LIT 4334: The Golden Age of Children's Literature

Extra Credit Response: Hush, the wordless comic from India

on March 30, 2013 12:58pm
hush-cover

The somber cover of the comic.

I attended the graduate school conference for comics and learned about three very different comics, none of which fell into the usual superhero or comedy genres. Three students presented their papers and discussed and argued for ideas concerning the comics, usually involving a combination of theme with the comic’s manipulation of its form. The topic that resonated most with me involved a student presenting a very unique comic in India, one that contained no dialogue and only utilized images to convey its story. The student argued that the comic, titled Hush, not only surmounted comic tropes but also conveyed an Indian woman’s feeling of helplessness and futility in a world dominated by men.
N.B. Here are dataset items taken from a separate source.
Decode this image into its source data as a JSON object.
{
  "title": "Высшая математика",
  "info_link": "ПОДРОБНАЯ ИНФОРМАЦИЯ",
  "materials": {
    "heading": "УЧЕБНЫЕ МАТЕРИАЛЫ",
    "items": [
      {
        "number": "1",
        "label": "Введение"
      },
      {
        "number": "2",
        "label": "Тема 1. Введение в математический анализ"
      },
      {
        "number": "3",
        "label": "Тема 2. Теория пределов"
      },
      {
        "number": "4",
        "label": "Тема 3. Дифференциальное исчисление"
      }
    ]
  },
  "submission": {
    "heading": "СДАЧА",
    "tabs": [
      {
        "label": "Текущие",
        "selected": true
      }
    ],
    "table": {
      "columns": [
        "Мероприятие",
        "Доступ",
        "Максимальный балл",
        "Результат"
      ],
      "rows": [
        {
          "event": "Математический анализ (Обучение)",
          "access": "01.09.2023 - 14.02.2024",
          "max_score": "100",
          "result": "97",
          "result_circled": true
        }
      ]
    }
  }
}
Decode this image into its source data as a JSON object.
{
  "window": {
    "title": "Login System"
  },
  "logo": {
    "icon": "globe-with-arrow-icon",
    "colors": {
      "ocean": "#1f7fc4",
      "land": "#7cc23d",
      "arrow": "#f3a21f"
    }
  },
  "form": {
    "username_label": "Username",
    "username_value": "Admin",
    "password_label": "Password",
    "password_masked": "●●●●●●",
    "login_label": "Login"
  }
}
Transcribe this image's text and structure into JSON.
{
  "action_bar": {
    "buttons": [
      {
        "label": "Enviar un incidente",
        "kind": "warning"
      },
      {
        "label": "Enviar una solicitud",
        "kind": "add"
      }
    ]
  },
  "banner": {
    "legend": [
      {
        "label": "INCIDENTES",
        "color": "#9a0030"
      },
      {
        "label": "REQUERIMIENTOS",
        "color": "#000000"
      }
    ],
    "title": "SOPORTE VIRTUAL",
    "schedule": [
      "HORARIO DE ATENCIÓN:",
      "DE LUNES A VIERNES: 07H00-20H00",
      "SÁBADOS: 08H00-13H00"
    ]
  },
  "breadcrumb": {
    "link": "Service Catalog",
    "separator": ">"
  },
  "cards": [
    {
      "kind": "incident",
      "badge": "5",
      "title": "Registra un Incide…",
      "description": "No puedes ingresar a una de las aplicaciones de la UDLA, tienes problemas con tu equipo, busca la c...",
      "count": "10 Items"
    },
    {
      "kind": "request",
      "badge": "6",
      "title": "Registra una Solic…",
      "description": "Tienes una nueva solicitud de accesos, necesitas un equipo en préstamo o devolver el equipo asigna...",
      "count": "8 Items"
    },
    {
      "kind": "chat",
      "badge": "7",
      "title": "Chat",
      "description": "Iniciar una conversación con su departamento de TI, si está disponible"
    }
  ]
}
The comic itself follows the story of an unnamed student who is repeatedly raped by her father. After years of  abuse, she shoots him (or so what appears to be him) in a class room and eventually shoots herself, but only after hallucinating his appearance after killing him. The bulk of the student’s presentation centered upon the nuances within the text (for example, the use of shading and how it correlated with the protagonist’s mood) and how the author used unconventional methods to create a feeling of helplessness in a man’s world. Although the comic only detailed the woman’s struggle with her father and her descent into madness and misery, the student claimed that the comic could be interpreted as a microcosm for the frustration of women everywhere in India in the face of male dominance. I found this idea very compelling, especially since I know many books from the United States used similar (although not as drastic) plots and character arcs to build upon the idea of a frightening sense of male dominance. The student’s argument that rape is the best metaphor for the feelings of Indian woman in their society also strengthens his argument. Many literary scholars and critics point to the use of rape in literature as a device to communicate feelings of degradation, helplessness, and inferiority. A rape represents the sickest and most final display of power of a man over a woman, so it makes sense why an author would employ a rape as a metaphor for the woman experience in India.

The student organized his paper very well and managed a consistent flow throughout. After summarizing the basic premise of the comic, he showed the audience page by page the events that unfolded and offered analysis for each image and plot point. This helped greatly with buildings his arguments by informing the audience of the plot of the comic, with which he was then able to naturally analyze and argue to the reader without having the reader be potentially confused. The only issue I found with this method was its conduciveness to time, for each presenter was allowed only ten or so minutes to present their topic in full. Although a separate reader would have his or her own time to read and fully digest the paper, an audience member here is limited by the time constraints of the panel and thus could feel as though the paper’s presentation was rushed. However, I felt that the student aptly presented and explained his paper within the time constraints. I definitely learned a variety of ways one could present a paper from this panel, particularly the method of building upon an argument while simultaneously guiding the audience chronologically through a work. I could see how this method would fail to hold up with a longer work, though. Overall, I greatly valued going to the panel and learning how grad students present papers on works of literature.